Monday, April 10, 2023

“The Goodness of the Lord in the Land of the Living” by Leslie Bustard


You reach an age when you’re reminded, sometimes daily, that the time you have left is increasingly less than the time you have lived. Responses to that understanding vary. You can rush to fulfill everything you have on a real or imagined bucket list. You can sit back and take stock of the life you have lived. You can ignore it and live life as if your days will never end. Or you can accept what you’ve realized and live each day alive in what you’ve learned. 

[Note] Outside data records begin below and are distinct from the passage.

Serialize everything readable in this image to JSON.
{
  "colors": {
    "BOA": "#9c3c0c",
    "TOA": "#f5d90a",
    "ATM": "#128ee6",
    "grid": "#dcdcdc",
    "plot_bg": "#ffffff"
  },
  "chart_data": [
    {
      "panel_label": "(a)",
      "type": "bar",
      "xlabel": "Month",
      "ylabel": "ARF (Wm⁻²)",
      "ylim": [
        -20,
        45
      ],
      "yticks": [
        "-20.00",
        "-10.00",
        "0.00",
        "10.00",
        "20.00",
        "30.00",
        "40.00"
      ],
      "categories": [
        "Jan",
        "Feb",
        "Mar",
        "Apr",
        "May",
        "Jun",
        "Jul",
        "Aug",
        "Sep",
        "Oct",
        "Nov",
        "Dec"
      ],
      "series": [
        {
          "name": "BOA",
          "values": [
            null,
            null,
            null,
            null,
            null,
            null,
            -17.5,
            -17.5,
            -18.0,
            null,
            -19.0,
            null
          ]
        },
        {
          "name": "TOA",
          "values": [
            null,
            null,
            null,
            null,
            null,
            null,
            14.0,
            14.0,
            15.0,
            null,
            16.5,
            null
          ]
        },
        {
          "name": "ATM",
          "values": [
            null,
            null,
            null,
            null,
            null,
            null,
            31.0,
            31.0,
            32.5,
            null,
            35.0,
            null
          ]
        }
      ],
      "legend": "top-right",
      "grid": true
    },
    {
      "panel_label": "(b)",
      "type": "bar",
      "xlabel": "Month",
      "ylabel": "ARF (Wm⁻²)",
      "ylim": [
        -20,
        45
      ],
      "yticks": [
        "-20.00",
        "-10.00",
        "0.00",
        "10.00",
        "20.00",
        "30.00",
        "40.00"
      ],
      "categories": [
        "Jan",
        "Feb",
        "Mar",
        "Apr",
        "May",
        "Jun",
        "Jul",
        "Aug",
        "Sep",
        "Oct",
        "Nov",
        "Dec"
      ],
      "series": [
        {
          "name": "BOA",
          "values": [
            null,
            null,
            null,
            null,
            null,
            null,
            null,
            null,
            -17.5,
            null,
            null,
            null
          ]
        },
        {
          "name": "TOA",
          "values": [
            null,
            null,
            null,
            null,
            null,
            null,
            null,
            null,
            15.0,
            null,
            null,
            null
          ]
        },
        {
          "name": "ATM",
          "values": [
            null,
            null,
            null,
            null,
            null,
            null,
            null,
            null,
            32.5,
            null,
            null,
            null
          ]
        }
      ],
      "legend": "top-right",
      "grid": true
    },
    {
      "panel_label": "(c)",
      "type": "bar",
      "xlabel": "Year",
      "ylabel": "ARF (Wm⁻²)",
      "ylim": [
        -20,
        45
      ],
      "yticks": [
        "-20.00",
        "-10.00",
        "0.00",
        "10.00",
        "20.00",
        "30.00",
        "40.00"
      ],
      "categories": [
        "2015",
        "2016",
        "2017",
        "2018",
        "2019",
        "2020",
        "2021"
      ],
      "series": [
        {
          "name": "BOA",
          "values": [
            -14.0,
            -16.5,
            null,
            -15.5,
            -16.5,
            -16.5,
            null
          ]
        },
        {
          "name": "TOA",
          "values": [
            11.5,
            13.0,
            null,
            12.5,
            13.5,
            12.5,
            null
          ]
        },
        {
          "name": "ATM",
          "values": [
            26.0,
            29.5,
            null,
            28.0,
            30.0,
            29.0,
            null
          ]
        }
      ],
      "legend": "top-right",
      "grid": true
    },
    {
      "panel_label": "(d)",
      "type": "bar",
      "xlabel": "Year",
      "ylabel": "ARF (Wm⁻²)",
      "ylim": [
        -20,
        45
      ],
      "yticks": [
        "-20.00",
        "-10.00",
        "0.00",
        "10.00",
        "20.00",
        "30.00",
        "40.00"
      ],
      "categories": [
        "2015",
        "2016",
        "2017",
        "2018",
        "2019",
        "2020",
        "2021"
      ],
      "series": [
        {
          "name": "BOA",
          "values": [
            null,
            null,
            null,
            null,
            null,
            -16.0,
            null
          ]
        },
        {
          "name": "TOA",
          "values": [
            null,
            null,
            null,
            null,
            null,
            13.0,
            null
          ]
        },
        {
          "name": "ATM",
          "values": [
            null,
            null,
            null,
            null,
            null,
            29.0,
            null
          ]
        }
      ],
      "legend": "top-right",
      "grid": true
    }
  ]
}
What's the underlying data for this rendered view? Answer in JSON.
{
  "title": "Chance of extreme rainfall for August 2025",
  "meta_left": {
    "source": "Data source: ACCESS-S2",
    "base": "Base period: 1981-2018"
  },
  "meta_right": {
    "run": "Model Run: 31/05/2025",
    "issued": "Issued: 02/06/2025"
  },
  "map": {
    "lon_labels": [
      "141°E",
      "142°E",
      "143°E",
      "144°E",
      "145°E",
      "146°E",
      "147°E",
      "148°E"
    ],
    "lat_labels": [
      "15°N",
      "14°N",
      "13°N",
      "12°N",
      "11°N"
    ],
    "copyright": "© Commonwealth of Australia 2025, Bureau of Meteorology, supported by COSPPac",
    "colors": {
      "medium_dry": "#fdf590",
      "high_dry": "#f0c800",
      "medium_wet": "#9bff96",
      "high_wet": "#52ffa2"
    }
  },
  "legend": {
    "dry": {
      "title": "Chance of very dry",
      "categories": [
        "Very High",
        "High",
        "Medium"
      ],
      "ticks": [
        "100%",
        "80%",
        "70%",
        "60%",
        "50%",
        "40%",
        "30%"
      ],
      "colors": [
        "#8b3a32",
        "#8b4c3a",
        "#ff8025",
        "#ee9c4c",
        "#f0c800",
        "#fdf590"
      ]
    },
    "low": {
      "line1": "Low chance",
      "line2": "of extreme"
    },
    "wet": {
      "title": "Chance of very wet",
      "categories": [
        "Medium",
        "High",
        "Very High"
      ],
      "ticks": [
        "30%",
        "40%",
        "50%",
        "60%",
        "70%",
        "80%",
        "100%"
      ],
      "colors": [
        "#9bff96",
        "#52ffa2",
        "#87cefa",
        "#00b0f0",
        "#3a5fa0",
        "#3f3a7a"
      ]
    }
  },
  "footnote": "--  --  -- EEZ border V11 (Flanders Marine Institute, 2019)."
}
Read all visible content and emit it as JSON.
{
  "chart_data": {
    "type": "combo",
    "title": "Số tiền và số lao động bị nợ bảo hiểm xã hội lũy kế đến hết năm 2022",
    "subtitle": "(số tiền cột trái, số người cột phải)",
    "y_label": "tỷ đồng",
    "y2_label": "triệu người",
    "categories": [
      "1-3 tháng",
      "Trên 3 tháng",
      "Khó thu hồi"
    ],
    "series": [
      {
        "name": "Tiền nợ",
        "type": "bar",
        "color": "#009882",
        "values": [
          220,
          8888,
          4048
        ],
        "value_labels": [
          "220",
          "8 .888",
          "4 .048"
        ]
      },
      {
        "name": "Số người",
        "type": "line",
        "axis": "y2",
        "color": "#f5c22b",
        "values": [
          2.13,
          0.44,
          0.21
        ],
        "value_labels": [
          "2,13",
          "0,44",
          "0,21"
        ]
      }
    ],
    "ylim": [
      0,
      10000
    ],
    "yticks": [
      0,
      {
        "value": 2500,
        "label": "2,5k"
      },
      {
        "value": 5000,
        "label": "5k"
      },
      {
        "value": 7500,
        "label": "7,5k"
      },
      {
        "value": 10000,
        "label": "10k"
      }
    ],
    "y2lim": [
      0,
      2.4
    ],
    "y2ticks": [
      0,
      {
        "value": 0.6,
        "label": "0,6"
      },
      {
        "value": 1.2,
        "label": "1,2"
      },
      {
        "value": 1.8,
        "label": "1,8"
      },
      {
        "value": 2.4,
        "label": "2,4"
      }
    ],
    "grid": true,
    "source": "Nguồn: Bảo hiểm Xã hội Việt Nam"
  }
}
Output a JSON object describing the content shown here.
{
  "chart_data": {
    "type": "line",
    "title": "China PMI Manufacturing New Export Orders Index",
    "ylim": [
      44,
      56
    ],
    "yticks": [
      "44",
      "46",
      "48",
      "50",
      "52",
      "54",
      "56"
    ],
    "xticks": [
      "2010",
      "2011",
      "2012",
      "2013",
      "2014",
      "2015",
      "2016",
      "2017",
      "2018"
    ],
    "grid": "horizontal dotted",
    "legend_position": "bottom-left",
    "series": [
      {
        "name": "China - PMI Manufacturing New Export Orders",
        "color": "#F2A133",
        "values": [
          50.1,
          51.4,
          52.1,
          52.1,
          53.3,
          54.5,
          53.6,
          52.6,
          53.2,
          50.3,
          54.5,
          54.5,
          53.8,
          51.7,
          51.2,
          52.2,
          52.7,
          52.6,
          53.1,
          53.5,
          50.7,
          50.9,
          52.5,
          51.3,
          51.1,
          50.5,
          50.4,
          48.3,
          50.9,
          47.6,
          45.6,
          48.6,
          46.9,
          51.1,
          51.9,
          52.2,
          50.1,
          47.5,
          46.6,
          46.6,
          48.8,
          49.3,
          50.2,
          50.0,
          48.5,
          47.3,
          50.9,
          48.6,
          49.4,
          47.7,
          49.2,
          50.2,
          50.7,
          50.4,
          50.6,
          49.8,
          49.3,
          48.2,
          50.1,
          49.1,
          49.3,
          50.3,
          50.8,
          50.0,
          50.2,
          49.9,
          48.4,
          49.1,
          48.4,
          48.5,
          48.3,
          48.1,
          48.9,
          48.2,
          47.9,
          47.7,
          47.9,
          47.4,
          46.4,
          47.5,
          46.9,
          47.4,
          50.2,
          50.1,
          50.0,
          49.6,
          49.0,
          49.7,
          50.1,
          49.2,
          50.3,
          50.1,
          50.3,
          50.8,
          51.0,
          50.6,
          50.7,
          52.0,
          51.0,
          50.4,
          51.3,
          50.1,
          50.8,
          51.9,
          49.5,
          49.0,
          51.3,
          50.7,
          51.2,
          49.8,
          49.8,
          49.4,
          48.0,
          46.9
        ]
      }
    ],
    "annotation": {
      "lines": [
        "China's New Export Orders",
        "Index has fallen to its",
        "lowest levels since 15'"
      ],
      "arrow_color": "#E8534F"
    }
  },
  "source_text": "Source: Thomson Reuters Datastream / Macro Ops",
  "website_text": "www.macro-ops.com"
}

That last response isn’t as easy as it sounds. The urgency of life can keep getting in the way. 

 

Reading The Goodness of the Lord in the Land of the Living: Selected Poems tells me I’ve met someone who’s discovered how to live each day alive in what she learned. But as Leslie Anne Bustard might likely say, knowing it and doing it can be difficult propositions, hard propositions. Sometimes really hard, so hard that they’re impossible without divine intervention. And that, of course, is the key – divine intervention. That’s what undergirds these poems – the knowledge that even as you face increasingly fewer days left in your life, you are not alone. You have family. You have friends and neighbors. 

 

Leslie Anne Bustard

And, most importantly of all, you have God. Without God, your waning days can become a terrifying ordeal of not knowing. It’s scary enough even with God.

 

Bustard divides this collection into several sections. About half of the poems are grouped by seasons of the year – spring, summer, autumn, and winter. They’re followed by a group of ekphrastic poems inspired by works of art (she likes Rembrandt, Rouault, Cezanne, Monet, and Andrew Wyeth). These are followed by a group of found poems, the reworking of existing texts as new poems. And finally she has a group of tanka poems (poems of 31 syllables in five lines). 

 

What do we learn from these poems?

 

Time is short. Use your gifts. Love your neighbor as yourself. Love God. Creation is a wonderful thing. Let people love you. Bad things, like cancer, can happen. Good things can happen. Bad things, like cancer coming back, can happen. But, in faith, we keep moving forward.

 

Thursday

 

Sunday night when I learned there was more cancer,

that a year of fighting had not held off another tumor,

 

the place inside me where I imagine my emotions reside

was a yawning cavern, empty.

 

I decided it was denial, and et myself sleep long

and nap and wander around.

I thought of praying.

 

But today,

with the expanse of blue sky above me

and the silver drip of icicles I passed while walking the dog,

 

I know I must be waking up.

 

For as I walked into the kitchen,

I thought of soups I want to make and

cookies I want to bake.

 

I looked for the Dickens book packed away in the basement.

I thought of pencil and paper and images and words.

 

I even hung the wooden red-and-white heart sign

from last Valentine’s Day and

made dinner for you and me.

 

Bustard is a contributor to several publications, including The Black Barn Online, Story Warren, Anselm Society, and Call Press, and a Fellowship member of The Cultivating Project. She was a co-editor for Wild Things and Castles in the Sky: A Guide to Choosing the Best Books for Children (2022). She’s a vice president at Square Halo and hosts their podcast series. She lives with her family in Pennsylvania.

 

Find a quiet day, or a hectic day, and read the poems of The Goodness of the Lord in the Land of the Living. You’ll discover, as I did that the world, even in its fallen state, contains so much beauty that it’s downright astonishing.